Assistant coach Chris Tipton has now coached both of his daughters on regional championship teams (2016 and 2022), and he spoke about that and the seniors whom he has coached for a long period of time.

“Starting this year, this is where I’d hoped we'd be. Obviously, Dennis and I started together back in ’99, but then I took a break to do some other soccer stuff,” Tipton said, “When I came back in 2016, this is where we ended up. We won this game to go to the state finals with my oldest daughter. Now, you know, my last year, we're going back to that same game with my youngest daughter. So yeah, just lots of emotion.

“It’s exciting. I just love this, this group of girls, especially this group of seniors. They've been with me for a very long time. I just don't know how the year can get any better.

“Over half the team is sick with the flu or something,” Tipton continued. “We know, you get to this point, it's going to be tough, but I can't be more proud of the girls the way they've persevered, coming out today, with none of them feeling good, and just laying it all out. They’re doing what they needed to do to win that game. I could not be more proud of this group.”
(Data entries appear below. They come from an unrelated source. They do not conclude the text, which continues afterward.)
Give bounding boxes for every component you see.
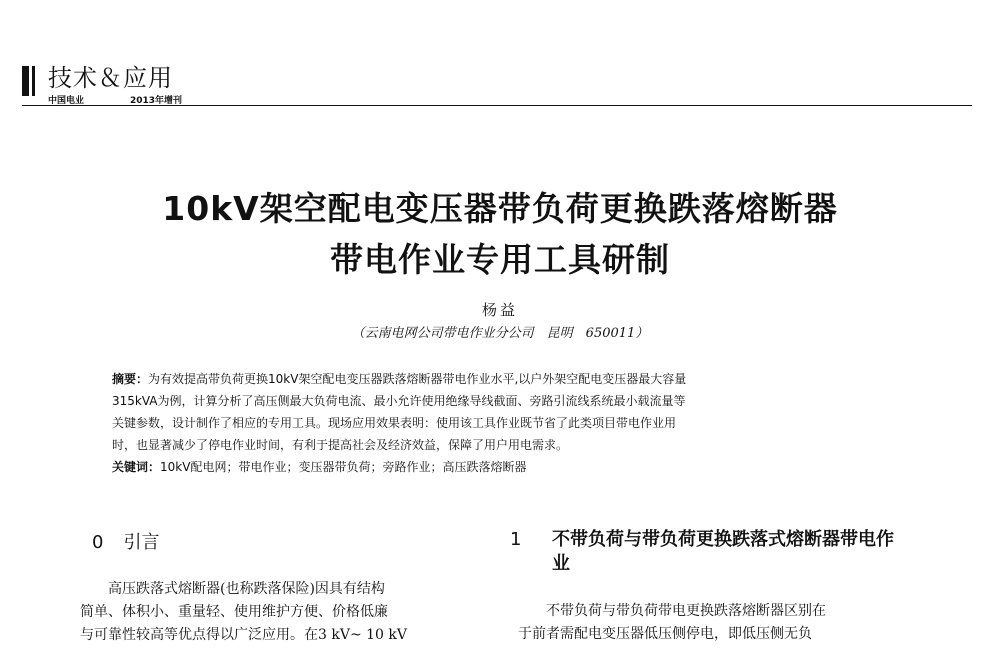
- section-1-heading: [510, 528, 910, 576]
- journal-header: [22, 64, 972, 110]
- keywords-label: 关键词：: [112, 460, 161, 474]
- abstract-text: 为有效提高带负荷更换10kV架空配电变压器跌落熔断器带电作业水平,以户外架空配电变压器最大容量: [148, 372, 687, 386]
- section-title: 引言: [123, 532, 160, 553]
- paragraph-line: 于前者需配电变压器低压侧停电，即低压侧无负: [518, 626, 812, 642]
- abstract-line: 时，也显著减少了停电作业时间，有利于提高社会及经济效益，保障了用户用电需求。: [112, 438, 569, 452]
- author-name: 杨益: [481, 301, 518, 319]
- paragraph-line: 高压跌落式熔断器(也称跌落保险)因具有结构: [108, 581, 385, 597]
- abstract-line: 315kVA为例，计算分析了高压侧最大负荷电流、最小允许使用绝缘导线截面、旁路引流线系统最小载流量等: [112, 394, 686, 408]
- keywords-text: 10kV配电网；带电作业；变压器带负荷；旁路作业；高压跌落熔断器: [160, 460, 527, 474]
- paragraph-line: 简单、体积小、重量轻、使用维护方便、价格低廉: [80, 604, 388, 620]
- left-column-text: [80, 578, 480, 647]
- abstract-label: 摘要：: [112, 372, 149, 386]
- section-name: 技术＆应用: [48, 64, 173, 92]
- paragraph-line: 不带负荷与带负荷带电更换跌落熔断器区别在: [546, 603, 826, 619]
- paragraph-line: 与可靠性较高等优点得以广泛应用。在3 kV~ 10 kV: [80, 627, 407, 643]
- section-number: 1: [510, 529, 522, 550]
- paper-title-line-1: 10kV架空配电变压器带负荷更换跌落熔断器: [162, 189, 838, 228]
- abstract-line: 关键参数，设计制作了相应的专用工具。现场应用效果表明：使用该工具作业既节省了此类项目带电作业用: [112, 416, 677, 430]
- section-title: 不带负荷与带负荷更换跌落式熔断器带电作业: [552, 529, 894, 574]
- paper-title-line-2: 带电作业专用工具研制: [330, 240, 670, 279]
- abstract-block: [112, 368, 872, 478]
- journal-issue: 2013年增刊: [130, 96, 183, 106]
- header-bars-logo: [22, 66, 44, 96]
- author-affiliation: （云南电网公司带电作业分公司 昆明 650011）: [351, 326, 649, 341]
- keywords-line: [112, 456, 872, 478]
- section-number: 0: [92, 532, 104, 553]
- section-0-heading: [92, 528, 159, 554]
- header-rule: [22, 105, 972, 106]
- right-column-text: [518, 600, 916, 646]
- abstract-line: [112, 368, 872, 390]
- journal-name: 中国电业: [48, 96, 85, 106]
Next is the OHSAA Final Four, and the state semifinal game for LCHS will be against the Cincinnati Country Day School Lady Indians on Tuesday, Nov. 8 at 7 p.m. at Loveland High School.

Want to talk more about history repeating itself? The last time the Lady Mustangs played in the State Final Four, the opponent was Cincinnati Country Day in 2016.

As for 2022, in the postseason (Region 12), Cincinnati Country Day — who is 17-5-0 overall and were the No. 1 team in the final state poll — has defeated Fayetteville (11-0), Cincinnati Deer Park (8-0), Brookville (4-0), Springfield Greenon (5-0), and Kettering Archbishop Alter (1-0), outscoring their opponents 29-0 in five postseason games.

Lynchburg-Clay — who is 20-1-1 overall and were the No. 11 state ranked-team in the final poll — has defeated (in Region 11 games) Chesapeake (9-0), Albany Alexander (7-1), Eastern (1-0), North Adams (1-0, SO) and Grandview Heights (1-0), outscoring their postseason opponents 19-1.